ML (and the MLTK) has nothing to do with the latter part of that, and is JUST another mechanism by which you can figure out "something bad is happening" so that you can then have some response (automated or not).
ML is not the ONLY way to find this out, either. Regular Splunk searches that just count events (too many visits to hax0r sites, disable their login). Better Splunk searches that baseline "usual" and notice when things deviate (usually they visit about 10 hax0r sites per week, alert when they hit 2 standard deviations above that). Simple triggers (if they visit hax0r site at all, send them a warning email).
Now, ML can help with finding interesting things, but it's not part of the way you respond to it.
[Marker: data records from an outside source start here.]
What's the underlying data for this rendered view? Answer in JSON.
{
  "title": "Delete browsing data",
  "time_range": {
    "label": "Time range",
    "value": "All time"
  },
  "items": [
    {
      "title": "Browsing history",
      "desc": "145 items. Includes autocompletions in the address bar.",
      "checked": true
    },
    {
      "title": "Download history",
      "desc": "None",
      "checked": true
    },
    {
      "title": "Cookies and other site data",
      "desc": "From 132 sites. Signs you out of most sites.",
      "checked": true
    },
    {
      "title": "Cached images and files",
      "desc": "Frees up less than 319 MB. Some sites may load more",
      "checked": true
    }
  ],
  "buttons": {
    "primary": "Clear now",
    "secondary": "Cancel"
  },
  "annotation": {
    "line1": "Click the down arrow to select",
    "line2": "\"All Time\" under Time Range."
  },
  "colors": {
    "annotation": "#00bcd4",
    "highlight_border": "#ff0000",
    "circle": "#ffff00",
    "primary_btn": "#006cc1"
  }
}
It's just something it is triggering.
This is actually very important - be very careful you understand the distinction. If you do not, any product you end up with will disappoint you. And you'll likely be sold the wrong thing, by the wrong people, and not have it do what you want it to do. And forever struggle with it. And complain when it doesn't work as magically as was promised.
Thank you for the answer.
In this link it is possible to read some reviews: https://www.itcentralstation.com/products/comparisons/fortinet-fortianalyzer_vs_splunk
By centralizing like Splunk I meant that Fortianalyser, etc; seem to be able to ingest traffic from different vendors. And then it seems to be possible to correlate events.
Anyway, I am assuming that those technologies use signatures, rules and some statistics to detect threats. Not sure if they use AI.
So, what would be the added value of MLTK? I think it can optimize the searches (machine learning on-the-fly). By second layer of security, I meant Fortianalyzer, etc; are already doing their work (layer 1). MLTK is just a plus because as you said, with Splunk Enterprise we already can do a lot of things.
Finally, Fortinet and Firepower (Cisco) are partners of Splunk.